Было видно, старик и сам загорелся…
- С чего начнем, Леонид Евсеич?..
- А начнем с романтики и любви! - говорит Евсеич. – Пока мне нужна дюжина отличников да автобус. Поедем во Владивосток, а то у вас тут места, конечно, живописные, но дикие и наших читателей пугать будут...
- Надо отобрать самых лучших людей, - говорит начпо. – Первоклассных специалистов, передовиков, по одному с каждой лодки. С «пээмки» одного, там у них кандидат в члены партии, который недавно медаль получил, забыл фамилию. Да, и с торпедолова. Того героического парнишку, который в шторм торпеду усмирил. Ну, ты понял, действуй!..
Через час в коридоре штаба стояли двенадцать орлов, выдернутых с занятий. Неброские внешне, но на таких, как говорится, флот держится.
Вышел корреспондент.
- Это кто такие? – спрашивает.
- Лучшие из лучших! Отличники!
Кавторанг в джинсах и говорит:
- Идите-ка, покурите, ребята. - И на меня. - Кого ты ко мне привел?!
- Комсомольцы, молодые коммунисты. Самые...
- Так! А где у вас тут гауптвахта?..
Ничего не понимая, я повел гостя на гауптвахту.
Начальник гарнизонной «кичи» мичман Никуйко завсегда рад посетителям. С ними казематная жизнь веселей. Да и польза случается немалая. Например, лишняя чекушка «шила», завернутая в «Красную звезду» - это чтобы без очереди арестанта приняли. И чтоб стружка с него ровнее шла.

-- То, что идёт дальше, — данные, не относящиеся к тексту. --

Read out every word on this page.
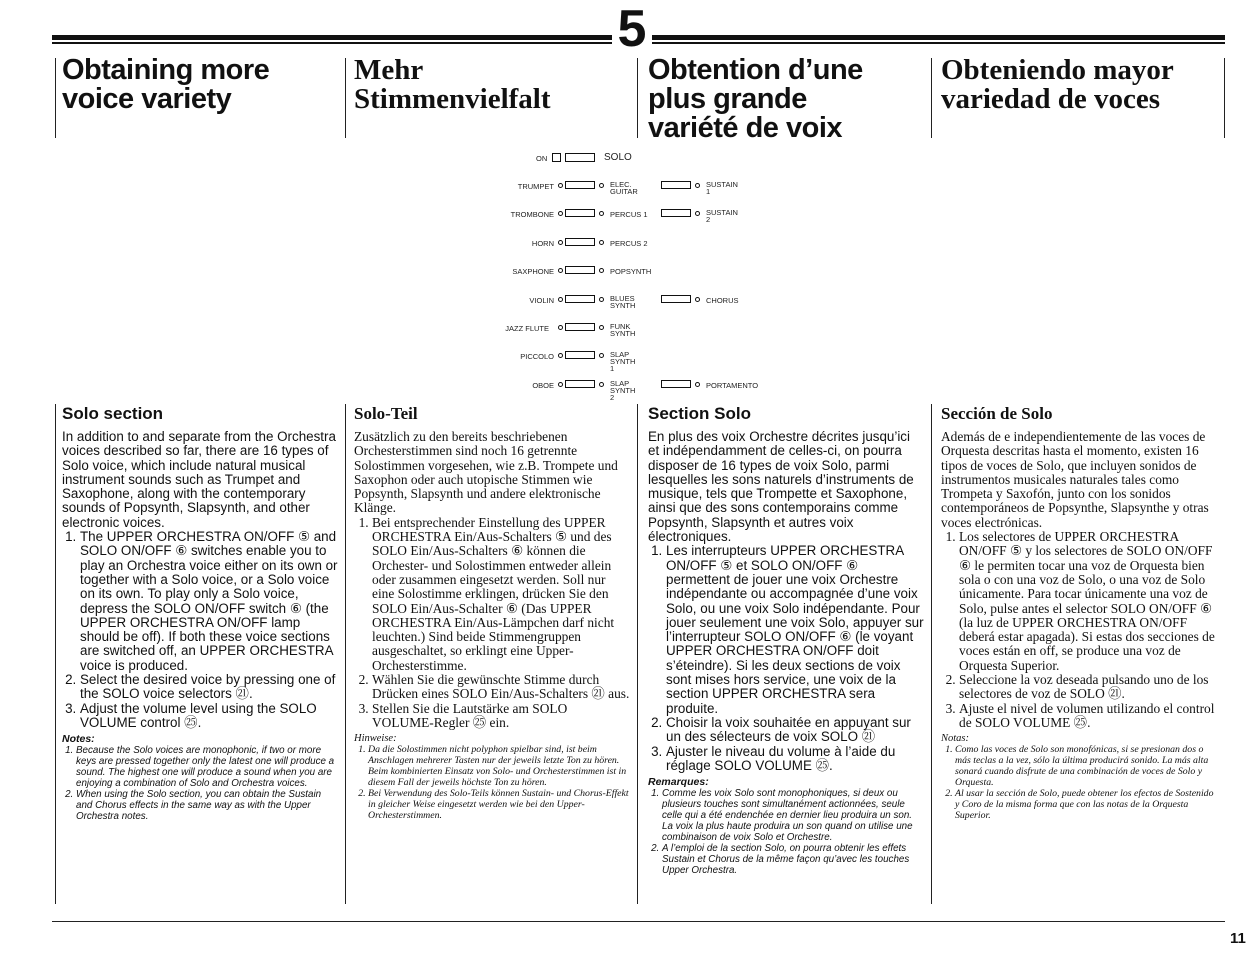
5
Obtaining more
voice variety
Mehr
Stimmenvielfalt
Obtention d’une
plus grande
variété de voix
Obteniendo mayor
variedad de voces
ON	SOLO
TRUMPET
TROMBONE
HORN
SAXPHONE
VIOLIN
JAZZ FLUTE
PICCOLO
OBOE
ELEC. GUITAR
PERCUS 1
PERCUS 2
POPSYNTH
BLUES SYNTH
FUNK SYNTH
SLAP SYNTH 1
SLAP SYNTH 2
SUSTAIN 1
SUSTAIN 2
CHORUS
PORTAMENTO
Solo section

In addition to and separate from the Orchestra voices described so far, there are 16 types of Solo voice, which include natural musical instrument sounds such as Trumpet and Saxophone, along with the contemporary sounds of Popsynth, Slapsynth, and other electronic voices.

1. The UPPER ORCHESTRA ON/OFF ⑤ and SOLO ON/OFF ⑥ switches enable you to play an Orchestra voice either on its own or together with a Solo voice, or a Solo voice on its own. To play only a Solo voice, depress the SOLO ON/OFF switch ⑥ (the UPPER ORCHESTRA ON/OFF lamp should be off). If both these voice sections are switched off, an UPPER ORCHESTRA voice is produced.
2. Select the desired voice by pressing one of the SOLO voice selectors ㉑.
3. Adjust the volume level using the SOLO VOLUME control ㉕.

Notes:

1. Because the Solo voices are monophonic, if two or more keys are pressed together only the latest one will produce a sound. The highest one will produce a sound when you are enjoying a combination of Solo and Orchestra voices.
2. When using the Solo section, you can obtain the Sustain and Chorus effects in the same way as with the Upper Orchestra notes.
Solo-Teil

Zusätzlich zu den bereits beschriebenen Orchesterstimmen sind noch 16 getrennte Solostimmen vorgesehen, wie z.B. Trompete und Saxophon oder auch utopische Stimmen wie Popsynth, Slapsynth und andere elektronische Klänge.

1. Bei entsprechender Einstellung des UPPER ORCHESTRA Ein/Aus-Schalters ⑤ und des SOLO Ein/Aus-Schalters ⑥ können die Orchester- und Solostimmen entweder allein oder zusammen eingesetzt werden. Soll nur eine Solostimme erklingen, drücken Sie den SOLO Ein/Aus-Schalter ⑥ (Das UPPER ORCHESTRA Ein/Aus-Lämpchen darf nicht leuchten.) Sind beide Stimmengruppen ausgeschaltet, so erklingt eine Upper-Orchesterstimme.
2. Wählen Sie die gewünschte Stimme durch Drücken eines SOLO Ein/Aus-Schalters ㉑ aus.
3. Stellen Sie die Lautstärke am SOLO VOLUME-Regler ㉕ ein.

Hinweise:

1. Da die Solostimmen nicht polyphon spielbar sind, ist beim Anschlagen mehrerer Tasten nur der jeweils letzte Ton zu hören. Beim kombinierten Einsatz von Solo- und Orchesterstimmen ist in diesem Fall der jeweils höchste Ton zu hören.
2. Bei Verwendung des Solo-Teils können Sustain- und Chorus-Effekt in gleicher Weise eingesetzt werden wie bei den Upper-Orchesterstimmen.
Section Solo

En plus des voix Orchestre décrites jusqu’ici et indépendamment de celles-ci, on pourra disposer de 16 types de voix Solo, parmi lesquelles les sons naturels d’instruments de musique, tels que Trompette et Saxophone, ainsi que des sons contemporains comme Popsynth, Slapsynth et autres voix électroniques.

1. Les interrupteurs UPPER ORCHESTRA ON/OFF ⑤ et SOLO ON/OFF ⑥ permettent de jouer une voix Orchestre indépendante ou accompagnée d’une voix Solo, ou une voix Solo indépendante. Pour jouer seulement une voix Solo, appuyer sur l’interrupteur SOLO ON/OFF ⑥ (le voyant UPPER ORCHESTRA ON/OFF doit s’éteindre). Si les deux sections de voix sont mises hors service, une voix de la section UPPER ORCHESTRA sera produite.
2. Choisir la voix souhaitée en appuyant sur un des sélecteurs de voix SOLO ㉑
3. Ajuster le niveau du volume à l’aide du réglage SOLO VOLUME ㉕.

Remarques:

1. Comme les voix Solo sont monophoniques, si deux ou plusieurs touches sont simultanément actionnées, seule celle qui a été endenchée en dernier lieu produira un son. La voix la plus haute produira un son quand on utilise une combinaison de voix Solo et Orchestre.
2. A l’emploi de la section Solo, on pourra obtenir les effets Sustain et Chorus de la même façon qu’avec les touches Upper Orchestra.
Sección de Solo

Además de e independientemente de las voces de Orquesta descritas hasta el momento, existen 16 tipos de voces de Solo, que incluyen sonidos de instrumentos musicales naturales tales como Trompeta y Saxofón, junto con los sonidos contemporáneos de Popsynthe, Slapsynthe y otras voces electrónicas.

1. Los selectores de UPPER ORCHESTRA ON/OFF ⑤ y los selectores de SOLO ON/OFF ⑥ le permiten tocar una voz de Orquesta bien sola o con una voz de Solo, o una voz de Solo únicamente. Para tocar únicamente una voz de Solo, pulse antes el selector SOLO ON/OFF ⑥ (la luz de UPPER ORCHESTRA ON/OFF deberá estar apagada). Si estas dos secciones de voces están en off, se produce una voz de Orquesta Superior.
2. Seleccione la voz deseada pulsando uno de los selectores de voz de SOLO ㉑.
3. Ajuste el nivel de volumen utilizando el control de SOLO VOLUME ㉕.

Notas:

1. Como las voces de Solo son monofónicas, si se presionan dos o más teclas a la vez, sólo la última producirá sonido. La más alta sonará cuando disfrute de una combinación de voces de Solo y Orquesta.
2. Al usar la sección de Solo, puede obtener los efectos de Sostenido y Coro de la misma forma que con las notas de la Orquesta Superior.
11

На сей раз к нему пришли с пустыми руками. И так случается...
Построить наличный состав? Есть! По бетонным коридорам полетел бой колоколов, послышался стук прогар, ботинки такие, из кожи динозавров.
Видели старый-престарый, большевистский фильм «Оптимистическая трагедия»? Там еще ватага «Анархия – мать порядка» с Сиплым во главе. Если видели, значит, можете себе представить живописную картину, которая предстала. Только вместо Сиплого – на дух не переносящий анархии мичман Никуйко.
А за спиной его - рослые красавцы-гвардейцы, на славу откормленные, с наглыми рожами вечных залетчиков. Та же ватага, только временно застегнутая на все пуговицы.
Никуйко - не Сиплый, у него не забалуешь…
- А ты говоришь, отличники, - любовался статью и здоровьем чудной фотограф. – Значит так! Помыть, побрить! Одеть по первому сроку! Завтра к 12.00 жду во Владивостоке на площади штаба ТОФ…
Повернулся и пошел, насвистывая.
Помытая, побритая, «шипром» орошенная, в форме два первого срока «анархия» в 4.00 утра сидела в гарнизонном «Пазике». Через триста верст и 8 часов мы вкатились на самую красивую площадь Владивостока: справа - трубач в буденовке, с тяжким знаменем, слева - штаб, прямо – бухта Золотой Рог с парадно-показательной 201-й бригадой противолодочных кораблей.
О ней, кстати, как-нибудь надо будет рассказать отдельно...
А еще на площади!.. Мама дорогая! В мини-юбочках, с развевающимися на солнечном ветре волосами - красавицы, каких свет не видел! Сами веселые, каблучки у них цок-цок, в глазах море, небо и чайки крылатые! Ровно двенадцать штук! Не чаек, конечно, девушек.
И с ними наш кавторанг. Весь обвешанный фотоаппаратами, как матрос Железняк пулеметными лентами.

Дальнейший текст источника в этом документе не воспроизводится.